Our mystery begins by introducing the victims. With the above definitions in mind, we may conclude that persons who are maimed or killed by another are victims; thus the crimes we investigate here are (1) murder and/or wrongful death; (2) assault and battery; and (3) attempted (or not yet completed) murder. To begin the “fleshing out” of the victims, they all share a common characteristic—they all have a chronic disease, diabetes.

Insulin-dependent diabetics have a disease that requires them to add insulin to their bodies regularly in order to live. But make no mistake: we are not considering diabetes per se as the cause of death. Diabetes can be a killer but it is NOT a murderer. In your search for the criminal, do not be misdirected to place the blame on diabetes or the gene pool from which it derives.

If you live in a place where the sun only shines 40 days a year, shadows do not appear very often. The shadows in our “mystery” are patient deaths which the criminals do not want exposed to the light of day. It is much easier for a black hole (the victims’ graves) to be the result of a disease or of patient stupidity.

When dealing with diabetes, death is usually mistaken for collateral damage. To American citizens, this concept should be unacceptable. The pages of this book are cluttered with criminals. Allegorically, some wait in the car or stand lookout while others do the dirty deed . . . but the result is still criminal. Others lie and falsify information to decriminalize the act.

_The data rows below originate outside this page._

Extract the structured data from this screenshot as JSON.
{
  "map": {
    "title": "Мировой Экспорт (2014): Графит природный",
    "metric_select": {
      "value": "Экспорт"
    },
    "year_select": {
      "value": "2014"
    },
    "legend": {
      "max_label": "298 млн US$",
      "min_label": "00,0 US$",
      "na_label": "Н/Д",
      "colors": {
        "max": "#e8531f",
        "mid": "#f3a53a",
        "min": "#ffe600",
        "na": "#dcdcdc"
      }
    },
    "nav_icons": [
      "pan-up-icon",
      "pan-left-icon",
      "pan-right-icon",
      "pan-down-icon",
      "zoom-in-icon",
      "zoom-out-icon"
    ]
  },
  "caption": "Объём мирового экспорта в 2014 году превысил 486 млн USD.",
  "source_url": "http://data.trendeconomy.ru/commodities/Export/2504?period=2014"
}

Take a close look at the crimes perpetrated by greed as we shine a light on these shadowy figures.

Truth and science should not be merely opinions. Ask the victims who were transfused with tainted blood supplied by the American Red Cross. The Red Cross, the American Medical Association (AMA), the government and many others guilty of causing patient deaths presented their opinion as truth. Expert opinion was tainted by money or fear of lawsuits and substituted for the truth. Any resulting death should not be regarded as accidental. The truth was hidden in favor of personal gain or self-preservation. This act results in a loss of patients’ rights and freedom to choose!

Young men—patriots—go to war to protect their country and the freedoms of their fellow citizens. They strive to preserve the ideals of the framers of our Constitution. If they perceived that their duty and sacrifice was not performed to maintain these ideals, but rather to allow pharmaceutical corporations, politicians, regulatory agencies and others to share obscene profits and maintain their laissez-faire business practices, our young men might reconsider before so generously serving us.

Please read the rest of this manuscript carefully, considering whether the deaths described are preventable. Further, consider this: Individuals who control pharmaceutical corporations, and those with whom they conspire, seek ever-escalating profits to fulfill their “corporate mission.” I am asking you, dear reader, to become a juror, and to decide if the harm or death caused by this “fulfillment of a corporate mission” should be regarded as assault and battery, manslaughter, negligent homicide, murder or premeditated murder.

Maybe it is time we hold these criminals accountable for their deeds! Do not let criminals hide behind corporate or government deniability.